Luftangriff in Afghanistan Kein weiteres Geld für Kundus-Opfer in Sicht

KÖLN · Der Prozess um Entschädigungszahlungen für die Hinterbliebenen eines Luftangriffs auf zwei Lastwagen im afghanischen Kundus wird wohl keine neue Wendung nehmen. Das wurde gestern am Kölner Oberlandesgericht (OLG) deutlich.

Die Geschichte klingt auch fünfeinhalb Jahre später noch wie ein tragischer Film: Zwei Tanklastwagen werden in Nord-Afghanistan von Talibankämpfern entführt, bleiben auf der Flucht jedoch auf einer Sandbank stecken.

Militäreinheiten unter der Führung des deutschen Oberst Georg Klein bombardieren die Fahrzeuge und die umringende Menschenmenge, im Glauben, es handle sich um Kämpfer - doch dann hatten sich in der Nacht zum 4. September 2009 vor allem Zivilisten, darunter Kinder und Jugendliche, um die LKW versammelt. Mehr als 100 Menschen verloren ihr Leben.
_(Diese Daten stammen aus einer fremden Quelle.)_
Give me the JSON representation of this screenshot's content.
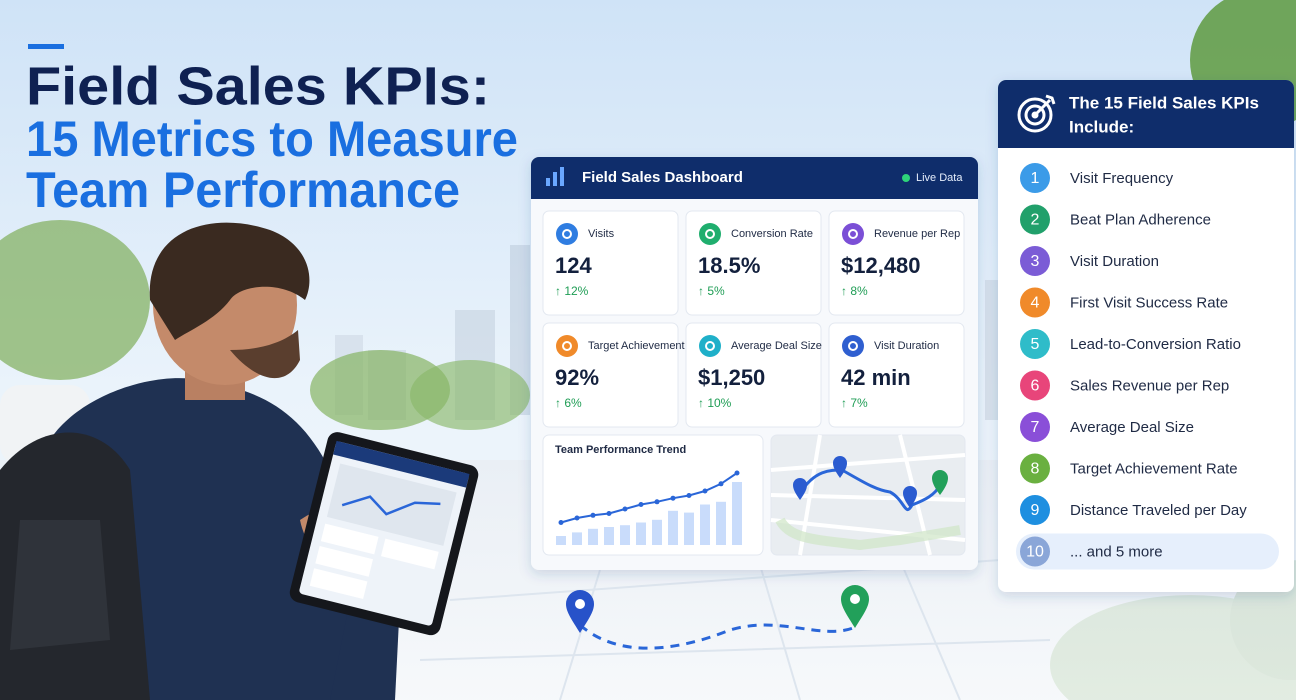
{
  "header": {
    "title_line1": "Field Sales KPIs:",
    "title_line2": "15 Metrics to Measure",
    "title_line3": "Team Performance"
  },
  "dashboard": {
    "title": "Field Sales Dashboard",
    "status": "Live Data",
    "cards": [
      {
        "label": "Visits",
        "value": "124",
        "change": "↑ 12%",
        "color": "#2f7de1"
      },
      {
        "label": "Conversion Rate",
        "value": "18.5%",
        "change": "↑ 5%",
        "color": "#1fae6e"
      },
      {
        "label": "Revenue per Rep",
        "value": "$12,480",
        "change": "↑ 8%",
        "color": "#7b4fd6"
      },
      {
        "label": "Target Achievement",
        "value": "92%",
        "change": "↑ 6%",
        "color": "#f08a2a"
      },
      {
        "label": "Average Deal Size",
        "value": "$1,250",
        "change": "↑ 10%",
        "color": "#1fb0c9"
      },
      {
        "label": "Visit Duration",
        "value": "42 min",
        "change": "↑ 7%",
        "color": "#2f5fd0"
      }
    ],
    "trend": {
      "title": "Team Performance Trend",
      "line": [
        25,
        30,
        33,
        35,
        40,
        45,
        48,
        52,
        55,
        60,
        68,
        80
      ],
      "bars": [
        10,
        14,
        18,
        20,
        22,
        25,
        28,
        38,
        36,
        45,
        48,
        70
      ]
    }
  },
  "kpi_list": {
    "title_line1": "The 15 Field Sales KPIs",
    "title_line2": "Include:",
    "items": [
      {
        "number": 1,
        "text": "Visit Frequency",
        "color": "#3b9be8"
      },
      {
        "number": 2,
        "text": "Beat Plan Adherence",
        "color": "#21a06b"
      },
      {
        "number": 3,
        "text": "Visit Duration",
        "color": "#7b5cd6"
      },
      {
        "number": 4,
        "text": "First Visit Success Rate",
        "color": "#f08a2a"
      },
      {
        "number": 5,
        "text": "Lead-to-Conversion Ratio",
        "color": "#2fbcc9"
      },
      {
        "number": 6,
        "text": "Sales Revenue per Rep",
        "color": "#e8457a"
      },
      {
        "number": 7,
        "text": "Average Deal Size",
        "color": "#8a4fd8"
      },
      {
        "number": 8,
        "text": "Target Achievement Rate",
        "color": "#6ab040"
      },
      {
        "number": 9,
        "text": "Distance Traveled per Day",
        "color": "#1e8fe0"
      },
      {
        "number": 10,
        "text": "... and 5 more",
        "color": "#8aa6d8"
      }
    ]
  }
}
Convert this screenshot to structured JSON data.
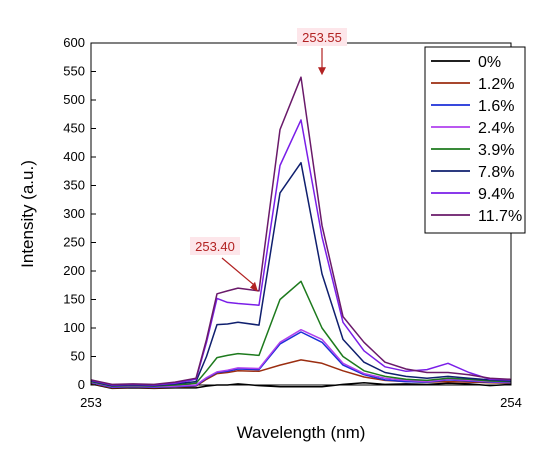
{
  "chart_data": {
    "type": "line",
    "xlabel": "Wavelength (nm)",
    "ylabel": "Intensity (a.u.)",
    "xlim": [
      253,
      254
    ],
    "ylim": [
      0,
      600
    ],
    "x_ticks": [
      "253",
      "254"
    ],
    "y_ticks": [
      "0",
      "50",
      "100",
      "150",
      "200",
      "250",
      "300",
      "350",
      "400",
      "450",
      "500",
      "550",
      "600"
    ],
    "legend_position": "top-right",
    "grid": false,
    "x": [
      253.0,
      253.05,
      253.1,
      253.15,
      253.2,
      253.25,
      253.275,
      253.3,
      253.325,
      253.35,
      253.4,
      253.45,
      253.5,
      253.55,
      253.6,
      253.65,
      253.7,
      253.75,
      253.8,
      253.85,
      253.9,
      253.95,
      254.0
    ],
    "series": [
      {
        "name": "0%",
        "color": "#000000",
        "values": [
          2,
          -6,
          -5,
          -6,
          -5,
          -5,
          -2,
          0,
          0,
          2,
          -1,
          -3,
          -3,
          -3,
          1,
          4,
          1,
          2,
          1,
          3,
          2,
          -1,
          1
        ]
      },
      {
        "name": "1.2%",
        "color": "#9b2d10",
        "values": [
          3,
          -5,
          -4,
          -5,
          -4,
          -2,
          10,
          20,
          22,
          25,
          24,
          35,
          44,
          38,
          25,
          14,
          8,
          6,
          5,
          6,
          5,
          4,
          3
        ]
      },
      {
        "name": "1.6%",
        "color": "#1c2fd8",
        "values": [
          4,
          -4,
          -3,
          -4,
          -3,
          -1,
          12,
          22,
          24,
          28,
          27,
          72,
          93,
          75,
          35,
          18,
          9,
          6,
          5,
          9,
          7,
          5,
          4
        ]
      },
      {
        "name": "2.4%",
        "color": "#b040ee",
        "values": [
          5,
          -3,
          -2,
          -3,
          -2,
          0,
          13,
          23,
          26,
          30,
          29,
          75,
          97,
          80,
          38,
          20,
          12,
          8,
          6,
          10,
          8,
          6,
          5
        ]
      },
      {
        "name": "3.9%",
        "color": "#1d7a1d",
        "values": [
          6,
          -2,
          -1,
          -2,
          0,
          3,
          25,
          48,
          52,
          55,
          52,
          150,
          182,
          100,
          50,
          25,
          15,
          10,
          8,
          12,
          10,
          7,
          6
        ]
      },
      {
        "name": "7.8%",
        "color": "#0f1f6e",
        "values": [
          7,
          -1,
          0,
          -1,
          2,
          6,
          50,
          106,
          107,
          110,
          105,
          337,
          390,
          195,
          80,
          40,
          22,
          15,
          12,
          15,
          12,
          9,
          7
        ]
      },
      {
        "name": "9.4%",
        "color": "#7a1ee8",
        "values": [
          8,
          0,
          1,
          0,
          3,
          10,
          75,
          152,
          145,
          143,
          140,
          385,
          465,
          260,
          110,
          60,
          32,
          24,
          27,
          38,
          22,
          10,
          9
        ]
      },
      {
        "name": "11.7%",
        "color": "#6a1a6a",
        "values": [
          9,
          1,
          2,
          1,
          5,
          12,
          80,
          160,
          165,
          170,
          165,
          448,
          540,
          280,
          120,
          75,
          40,
          28,
          22,
          22,
          18,
          12,
          10
        ]
      }
    ],
    "annotations": [
      {
        "text": "253.55",
        "x": 253.55,
        "y": 540,
        "color": "#b22222"
      },
      {
        "text": "253.40",
        "x": 253.4,
        "y": 160,
        "color": "#b22222"
      }
    ]
  }
}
Die Bundesrepublik zahlte jeweils 5000 Euro an 90 potenziell betroffene Familien. Zwei Hinterbliebene, eine Witwe mit sechs Kindern und ein Vater zweier getöteter Jugendlicher, klagten dennoch, auf 50 000 bzw. 40 000 Euro Entschädigung. Am Bonner Landgericht wurde die Klage Ende 2013 abgewiesen, die Anwälte der Kläger gingen in Revision.

In der gestrigen Verhandlung machte die Vorsitzende Richterin Uta Statthalter schnell klar: "Wir messen der Berufung eher geringe Erfolgsaussichten bei." Sie attestierte dem Landgericht einen fehlerlosen Prozess. Dessen Entscheidung, in Kleins Befehl keine Verletzung der Amtspflicht zu sehen, dürfte auch in zweiter Instanz Bestand haben.

Die Vertreter der beiden Kläger um den Rechtsanwalt Karim Popal zeigten sich wenig beeindruckt: "Moralischer Sieger sind wir sowieso", so Popal. Den Vorwurf, im Bonner Prozess sei die Beweisaufnahme vorzeitig, ohne die Befragung des Oberst, beendet worden, hielt die Anklage aufrecht.

Sie kritisierte die Einschätzung des Gerichts zu Kleins Vorgehen: Der hatte sich von einem Informanten des afghanischen Nachrichtendienstes sieben Mal bestätigen lassen, auf der Sandbank seien keine Zivilisten. Auf einen abschreckenden Tiefflug des US-Militärs verzichtete er. Dies sei "ein Zeichen von großer Unsicherheit" und "grob fahrlässig" gewesen. Für die Berufung spielte die Darstellung keine Rolle.

So gab der Prozesstag juristisch kaum Interessantes her, stattdessen nutzte die Anklage den Saal zur Inszenierung: Sie verwies in Zwischenrufen auf 28 umgekommene Kinder, zitierte aus nicht eingereichten, und somit für den Prozess irrelevanten Unterlagen und erklärte das Kölner Gericht zur Zwischenstation auf dem Weg nach Straßburg, zum europäischen Gerichtshof für Menschenrechte. "Die Klage", so Popal, werde "niemals zurückgenommen".

Die Entscheidung des OLG wird am 30. April verkündet.